Une délégation de la Commission nationale des droits de l’homme, conduite par son président, El Bekaye Abdel Malek, a pris part aux travaux de la 87e session ordinaire de la Commission africaine des droits de l’homme et des peuples, qui se tient dans la capitale gambienne, Banjul, du 11 au 20 mai 2026.
Au cours des travaux de cette session, la délégation a présenté une déclaration sur la situation des droits de l’homme en Mauritanie, abordant notamment le cas des deux députées détenues appartenant au mouvement « IRA ».
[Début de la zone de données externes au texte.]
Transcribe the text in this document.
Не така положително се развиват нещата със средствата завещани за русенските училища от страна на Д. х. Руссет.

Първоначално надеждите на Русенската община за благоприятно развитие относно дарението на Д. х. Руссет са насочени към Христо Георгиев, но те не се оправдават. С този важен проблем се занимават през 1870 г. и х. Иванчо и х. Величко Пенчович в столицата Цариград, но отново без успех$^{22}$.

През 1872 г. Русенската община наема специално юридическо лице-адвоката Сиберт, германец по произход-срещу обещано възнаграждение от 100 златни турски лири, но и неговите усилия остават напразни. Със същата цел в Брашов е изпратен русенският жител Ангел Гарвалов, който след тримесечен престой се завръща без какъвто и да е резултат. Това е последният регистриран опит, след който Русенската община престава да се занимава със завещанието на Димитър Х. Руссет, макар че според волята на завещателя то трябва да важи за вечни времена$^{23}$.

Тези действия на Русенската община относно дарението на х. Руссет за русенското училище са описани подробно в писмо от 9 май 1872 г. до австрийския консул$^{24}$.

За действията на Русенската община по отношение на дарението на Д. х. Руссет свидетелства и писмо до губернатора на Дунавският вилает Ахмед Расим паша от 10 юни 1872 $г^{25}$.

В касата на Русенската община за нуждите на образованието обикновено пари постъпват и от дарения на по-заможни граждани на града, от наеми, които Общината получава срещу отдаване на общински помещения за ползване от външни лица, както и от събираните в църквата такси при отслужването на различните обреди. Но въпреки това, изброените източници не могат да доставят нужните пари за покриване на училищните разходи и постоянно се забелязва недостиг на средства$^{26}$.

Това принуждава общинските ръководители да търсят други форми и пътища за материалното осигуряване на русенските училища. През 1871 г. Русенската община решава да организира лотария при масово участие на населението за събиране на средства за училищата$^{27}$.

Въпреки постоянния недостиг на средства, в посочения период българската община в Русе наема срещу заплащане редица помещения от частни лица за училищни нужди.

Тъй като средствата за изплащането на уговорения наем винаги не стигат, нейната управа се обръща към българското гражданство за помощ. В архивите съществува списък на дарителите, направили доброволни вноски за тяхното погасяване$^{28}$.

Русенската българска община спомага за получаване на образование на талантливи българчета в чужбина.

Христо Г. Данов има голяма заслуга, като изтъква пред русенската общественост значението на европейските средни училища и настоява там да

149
À travers cette déclaration, la Commission a exposé son approche indépendante de cette affaire, soulignant l’importance du respect de l’État de droit et de l’application des dispositions des législations nationales, notamment la loi n° 2021-021 relative à la protection des symboles nationaux et à la criminalisation des atteintes au prestige de l’État et à l’honneur du citoyen, tout en veillant au respect des engagements internationaux liés à la liberté d’expression et aux droits de l’homme.
La délégation a conclu son intervention en présentant un ensemble de recommandations adressées à la Commission africaine des droits de l’homme et des peuples ainsi qu’au gouvernement mauritanien, en vue de renforcer la protection des droits et libertés et de consolider les principes de justice et d’État de droit.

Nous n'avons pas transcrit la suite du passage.